Looking ahead, predictions are not so optimistic. In June monthly output slowed from 0.4% in May to zero, attributed to factors such as the downturn in retail sales and pre-election uncertainty. The Doctor’s strike caused a 1.5% drop in healthcare activity. BOE raised its forecast for growth in 2024 to 1.25% (from 5%) on an expectation of 0.7% growth in the June Quarter. Yet the forecast also anticipated a drop in the rest of the year, of 0.4% in the 3rd Quarter and 0.2% in quarter 4.

According to Thomas Pugh, from RSM UK,  the UK needs ‘rising incomes and confidence feeding through into actual spending and investment to drive growth over the next year.’ Suren Thiru, from the Institute of Chartered Accountants in England and Wales, concluded that the rate of growth was unstainable due to interest rates being close to a 16-year high, wage growth, and a long-term productivity problem.
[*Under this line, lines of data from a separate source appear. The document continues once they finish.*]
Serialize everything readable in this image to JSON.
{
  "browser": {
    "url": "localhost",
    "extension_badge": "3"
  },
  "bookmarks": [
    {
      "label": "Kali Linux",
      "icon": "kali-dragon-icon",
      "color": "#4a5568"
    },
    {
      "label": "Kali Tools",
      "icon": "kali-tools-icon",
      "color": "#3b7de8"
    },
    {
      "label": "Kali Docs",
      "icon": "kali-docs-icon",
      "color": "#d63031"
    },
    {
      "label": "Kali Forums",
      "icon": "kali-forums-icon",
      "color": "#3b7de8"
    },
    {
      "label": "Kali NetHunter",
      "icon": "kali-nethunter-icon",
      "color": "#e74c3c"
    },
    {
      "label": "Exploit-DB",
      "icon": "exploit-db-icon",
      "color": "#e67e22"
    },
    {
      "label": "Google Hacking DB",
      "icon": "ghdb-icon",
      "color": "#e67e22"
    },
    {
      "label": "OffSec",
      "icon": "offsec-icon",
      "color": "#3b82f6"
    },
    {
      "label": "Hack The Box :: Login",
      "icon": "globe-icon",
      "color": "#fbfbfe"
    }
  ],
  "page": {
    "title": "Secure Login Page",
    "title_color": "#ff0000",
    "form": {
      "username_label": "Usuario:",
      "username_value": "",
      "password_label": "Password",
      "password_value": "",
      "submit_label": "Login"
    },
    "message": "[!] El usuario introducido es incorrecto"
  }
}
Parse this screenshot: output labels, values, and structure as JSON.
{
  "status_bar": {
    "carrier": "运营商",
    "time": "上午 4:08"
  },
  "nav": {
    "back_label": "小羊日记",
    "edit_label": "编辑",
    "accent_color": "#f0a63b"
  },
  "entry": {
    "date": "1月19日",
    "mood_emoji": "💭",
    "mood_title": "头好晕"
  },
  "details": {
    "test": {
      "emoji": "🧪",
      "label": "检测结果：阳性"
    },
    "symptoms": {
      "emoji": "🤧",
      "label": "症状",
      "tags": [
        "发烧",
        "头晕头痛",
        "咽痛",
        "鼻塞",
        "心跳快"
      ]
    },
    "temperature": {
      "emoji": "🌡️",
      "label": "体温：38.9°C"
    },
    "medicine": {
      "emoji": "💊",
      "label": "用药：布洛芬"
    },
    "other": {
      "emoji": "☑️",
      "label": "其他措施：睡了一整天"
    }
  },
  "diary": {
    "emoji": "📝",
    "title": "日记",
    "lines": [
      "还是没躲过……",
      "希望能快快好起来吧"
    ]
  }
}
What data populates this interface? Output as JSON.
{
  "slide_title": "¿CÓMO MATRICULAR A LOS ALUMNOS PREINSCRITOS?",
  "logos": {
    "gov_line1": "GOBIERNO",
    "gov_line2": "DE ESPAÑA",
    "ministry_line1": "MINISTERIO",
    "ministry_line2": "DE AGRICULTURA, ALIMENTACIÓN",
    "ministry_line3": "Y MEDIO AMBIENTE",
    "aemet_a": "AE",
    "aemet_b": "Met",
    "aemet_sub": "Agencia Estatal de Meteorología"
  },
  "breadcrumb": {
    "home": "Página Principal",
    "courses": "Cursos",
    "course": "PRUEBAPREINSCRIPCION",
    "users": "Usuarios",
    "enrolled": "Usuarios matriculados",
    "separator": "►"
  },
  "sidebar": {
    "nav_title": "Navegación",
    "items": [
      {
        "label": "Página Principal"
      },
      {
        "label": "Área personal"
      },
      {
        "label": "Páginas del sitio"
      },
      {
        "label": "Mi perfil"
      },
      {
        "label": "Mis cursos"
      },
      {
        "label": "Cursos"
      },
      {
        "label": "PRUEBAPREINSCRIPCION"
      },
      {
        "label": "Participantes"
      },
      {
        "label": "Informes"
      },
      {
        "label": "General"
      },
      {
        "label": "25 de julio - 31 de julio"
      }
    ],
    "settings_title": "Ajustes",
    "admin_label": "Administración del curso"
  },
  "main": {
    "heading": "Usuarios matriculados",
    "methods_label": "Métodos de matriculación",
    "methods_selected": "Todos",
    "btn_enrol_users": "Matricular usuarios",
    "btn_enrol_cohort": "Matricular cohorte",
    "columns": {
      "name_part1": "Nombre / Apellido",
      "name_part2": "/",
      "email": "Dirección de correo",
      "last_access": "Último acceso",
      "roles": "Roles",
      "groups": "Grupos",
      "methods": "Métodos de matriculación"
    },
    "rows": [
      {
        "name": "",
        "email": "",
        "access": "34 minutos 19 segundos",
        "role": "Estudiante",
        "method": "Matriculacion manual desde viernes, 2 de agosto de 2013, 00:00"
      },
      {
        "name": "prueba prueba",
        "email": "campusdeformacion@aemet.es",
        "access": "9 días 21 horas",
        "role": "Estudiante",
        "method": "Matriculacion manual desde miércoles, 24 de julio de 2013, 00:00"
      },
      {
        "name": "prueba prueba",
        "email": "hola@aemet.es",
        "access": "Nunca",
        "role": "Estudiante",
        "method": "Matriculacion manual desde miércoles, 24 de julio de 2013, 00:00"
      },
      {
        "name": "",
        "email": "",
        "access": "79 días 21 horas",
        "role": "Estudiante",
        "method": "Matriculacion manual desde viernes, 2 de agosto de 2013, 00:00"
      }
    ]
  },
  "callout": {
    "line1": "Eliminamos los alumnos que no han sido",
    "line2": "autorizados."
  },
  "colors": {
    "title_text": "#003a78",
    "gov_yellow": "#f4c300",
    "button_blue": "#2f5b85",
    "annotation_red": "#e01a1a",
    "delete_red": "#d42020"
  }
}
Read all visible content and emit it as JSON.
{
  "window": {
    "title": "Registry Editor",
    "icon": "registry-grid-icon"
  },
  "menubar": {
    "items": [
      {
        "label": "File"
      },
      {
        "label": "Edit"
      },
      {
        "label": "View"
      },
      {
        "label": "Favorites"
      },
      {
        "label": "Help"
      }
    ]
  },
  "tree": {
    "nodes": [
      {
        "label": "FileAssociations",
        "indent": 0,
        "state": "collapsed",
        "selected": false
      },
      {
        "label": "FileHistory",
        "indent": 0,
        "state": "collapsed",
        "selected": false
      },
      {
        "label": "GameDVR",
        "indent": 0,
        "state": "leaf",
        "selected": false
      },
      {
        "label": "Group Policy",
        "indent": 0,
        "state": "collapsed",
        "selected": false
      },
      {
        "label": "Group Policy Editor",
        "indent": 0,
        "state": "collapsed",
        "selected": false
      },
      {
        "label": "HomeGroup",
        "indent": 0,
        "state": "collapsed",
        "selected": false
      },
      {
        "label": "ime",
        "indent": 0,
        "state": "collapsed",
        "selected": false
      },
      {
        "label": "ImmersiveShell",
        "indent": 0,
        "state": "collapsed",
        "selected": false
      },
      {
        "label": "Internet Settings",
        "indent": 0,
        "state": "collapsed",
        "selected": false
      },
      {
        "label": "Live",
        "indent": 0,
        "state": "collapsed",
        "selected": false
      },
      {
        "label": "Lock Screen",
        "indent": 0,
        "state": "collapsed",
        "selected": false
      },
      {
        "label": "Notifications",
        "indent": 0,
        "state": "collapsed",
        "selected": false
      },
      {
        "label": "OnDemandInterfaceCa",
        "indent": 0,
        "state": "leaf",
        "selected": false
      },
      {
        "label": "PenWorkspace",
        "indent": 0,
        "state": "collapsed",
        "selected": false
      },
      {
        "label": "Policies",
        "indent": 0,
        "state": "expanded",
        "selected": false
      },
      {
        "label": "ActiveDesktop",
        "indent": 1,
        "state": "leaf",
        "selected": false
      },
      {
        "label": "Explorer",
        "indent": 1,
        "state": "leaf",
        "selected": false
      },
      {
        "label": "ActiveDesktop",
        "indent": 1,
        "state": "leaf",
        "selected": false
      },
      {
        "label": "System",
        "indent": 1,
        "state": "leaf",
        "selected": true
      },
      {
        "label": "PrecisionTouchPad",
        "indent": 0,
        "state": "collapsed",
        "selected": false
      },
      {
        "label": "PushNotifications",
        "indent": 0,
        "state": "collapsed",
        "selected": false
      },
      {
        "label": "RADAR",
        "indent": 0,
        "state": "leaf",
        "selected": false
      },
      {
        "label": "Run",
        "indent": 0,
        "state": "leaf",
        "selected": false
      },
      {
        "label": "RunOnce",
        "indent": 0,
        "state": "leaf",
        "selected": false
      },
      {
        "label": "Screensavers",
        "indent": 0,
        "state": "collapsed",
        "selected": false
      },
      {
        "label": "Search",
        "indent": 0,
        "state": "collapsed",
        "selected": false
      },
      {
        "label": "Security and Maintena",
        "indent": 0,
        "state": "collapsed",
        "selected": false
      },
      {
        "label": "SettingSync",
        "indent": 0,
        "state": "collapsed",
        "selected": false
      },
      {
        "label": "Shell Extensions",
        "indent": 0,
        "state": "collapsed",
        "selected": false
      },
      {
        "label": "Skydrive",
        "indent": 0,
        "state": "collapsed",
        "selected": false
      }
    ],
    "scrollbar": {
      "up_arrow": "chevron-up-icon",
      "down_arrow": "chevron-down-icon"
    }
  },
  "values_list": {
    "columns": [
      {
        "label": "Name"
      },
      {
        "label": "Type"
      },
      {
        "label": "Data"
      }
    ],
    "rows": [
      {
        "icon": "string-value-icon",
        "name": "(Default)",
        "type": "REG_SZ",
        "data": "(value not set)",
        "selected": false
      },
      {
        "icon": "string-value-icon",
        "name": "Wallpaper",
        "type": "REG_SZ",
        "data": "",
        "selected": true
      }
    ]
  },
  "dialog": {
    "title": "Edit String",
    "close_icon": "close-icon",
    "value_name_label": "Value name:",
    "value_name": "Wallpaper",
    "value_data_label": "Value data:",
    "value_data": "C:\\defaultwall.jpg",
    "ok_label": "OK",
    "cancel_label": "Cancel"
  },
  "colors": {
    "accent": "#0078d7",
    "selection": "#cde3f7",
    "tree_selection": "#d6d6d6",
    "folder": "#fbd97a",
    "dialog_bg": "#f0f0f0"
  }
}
The UK has faced one of the slowest post Covid economic recoveries, (second only to Germany), expanding only 2.3% between 2019 and 2024. A target of 2.5% per annum was proposed by now Prime Minister Keir Starmer as part of his election campaign, but Britain has not achieved this rate regularly since before the 2008 financial crisis. Yet the data from the first 2 quarters undermines the claims of inheriting ‘the worst fiscal inheritance since the Second World War.’

Responding to today’s figures, Chancellor Rachel Reeves reiterated the need for tough decisions in her forthcoming budget. However, the data does pose a challenge to the new Government’s economic stance. Claiming to have inherited a £21 billion ‘black hole’ in public spending, the Chancellor has been warning about the need for tax raises to come. Yet some are asking whether she can justify these rises or cuts to spending with an economy already on the rebound from last year’s recession.